Our co-founder and CEO, Olivier Gaudin, and our Head of Research and Development, Johannes Dahse, met with Security Guy TV’s Chuck Harold during Black Hat USA 2023 to discuss Sonar’s announcement of deeper SAST and the importance of Clean Code.
CHUCK: Hi everybody, welcome back to Black Hat USA 2023. This is episode 2988. My next guests – Mr. Olivier Gaudin, he’s the CEO, and Johannes Dahse, he’s the Head of Research and Development for sonarsource.com. Welcome gentleman, welcome to the show.
JOHANNES: Thanks, Chuck.
CHUCK: Now today's topic, discovering hidden security issues in code with Sonar deeper SAST. Great conversation, a lot to learn about this. You guys recently announced a powerful deep analysis to find hidden security issues in code on August 2nd. It’s referred to as deeper SAST. Its new advanced detection and it addresses the issues that traditional SAST tools miss. We’re gonna talk about that today. Let's start by asking what is unique about deeper SAST.

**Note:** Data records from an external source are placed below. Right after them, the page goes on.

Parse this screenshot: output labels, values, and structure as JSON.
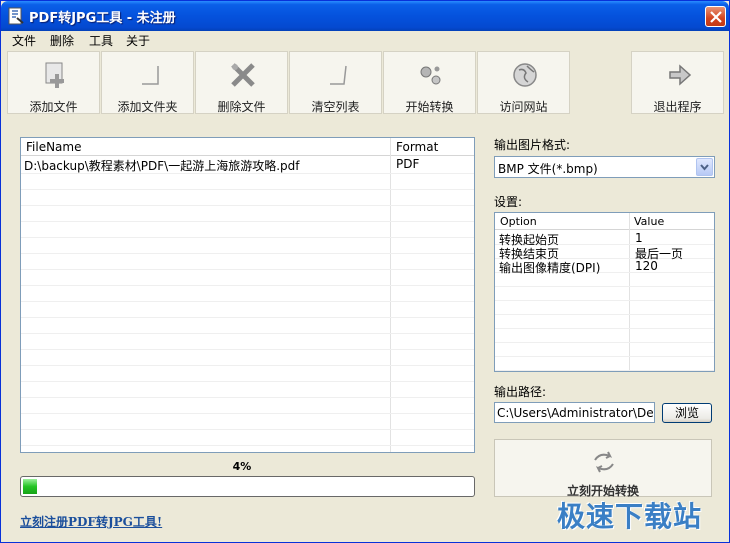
{
  "window": {
    "title": "PDF转JPG工具 - 未注册"
  },
  "menu": [
    "文件",
    "删除",
    "工具",
    "关于"
  ],
  "toolbar": [
    {
      "label": "添加文件",
      "icon": "add-file-icon"
    },
    {
      "label": "添加文件夹",
      "icon": "add-folder-icon"
    },
    {
      "label": "删除文件",
      "icon": "delete-file-icon"
    },
    {
      "label": "清空列表",
      "icon": "clear-list-icon"
    },
    {
      "label": "开始转换",
      "icon": "convert-icon"
    },
    {
      "label": "访问网站",
      "icon": "globe-icon"
    },
    {
      "label": "退出程序",
      "icon": "exit-icon"
    }
  ],
  "file_list": {
    "columns": [
      "FileName",
      "Format"
    ],
    "rows": [
      {
        "filename": "D:\\backup\\教程素材\\PDF\\一起游上海旅游攻略.pdf",
        "format": "PDF"
      }
    ]
  },
  "progress": {
    "percent_label": "4%",
    "value": 0.04
  },
  "register_link": "立刻注册PDF转JPG工具!",
  "output_format": {
    "label": "输出图片格式:",
    "selected": "BMP 文件(*.bmp)"
  },
  "settings": {
    "label": "设置:",
    "columns": [
      "Option",
      "Value"
    ],
    "rows": [
      {
        "option": "转换起始页",
        "value": "1"
      },
      {
        "option": "转换结束页",
        "value": "最后一页"
      },
      {
        "option": "输出图像精度(DPI)",
        "value": "120"
      }
    ]
  },
  "output_path": {
    "label": "输出路径:",
    "value": "C:\\Users\\Administrator\\Desktop",
    "browse_label": "浏览"
  },
  "start_button": {
    "label": "立刻开始转换"
  },
  "watermark": "极速下载站"
}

JOHANNES: We think, all kinds of issues in code, right, that could make your codebase unhealthy, and security issues are one important part of the issues we detect. And the challenge for security issues is typically that they can be everywhere in your codebase. And when we mean everywhere in your codebase, we are talking about issues that can be a combination of multiple code pieces, and those code pieces can also be in dependency code. And traditionally what happens in the market is that we scan code only for the codebase of the developers, what they coded. But every software project includes many, many dependencies and now we are able to also find security issues that come from an interaction with this dependency code.
CHUCK: Now, this sounds a little different to me. So, what is Sonar doing differently than others in the market for this space?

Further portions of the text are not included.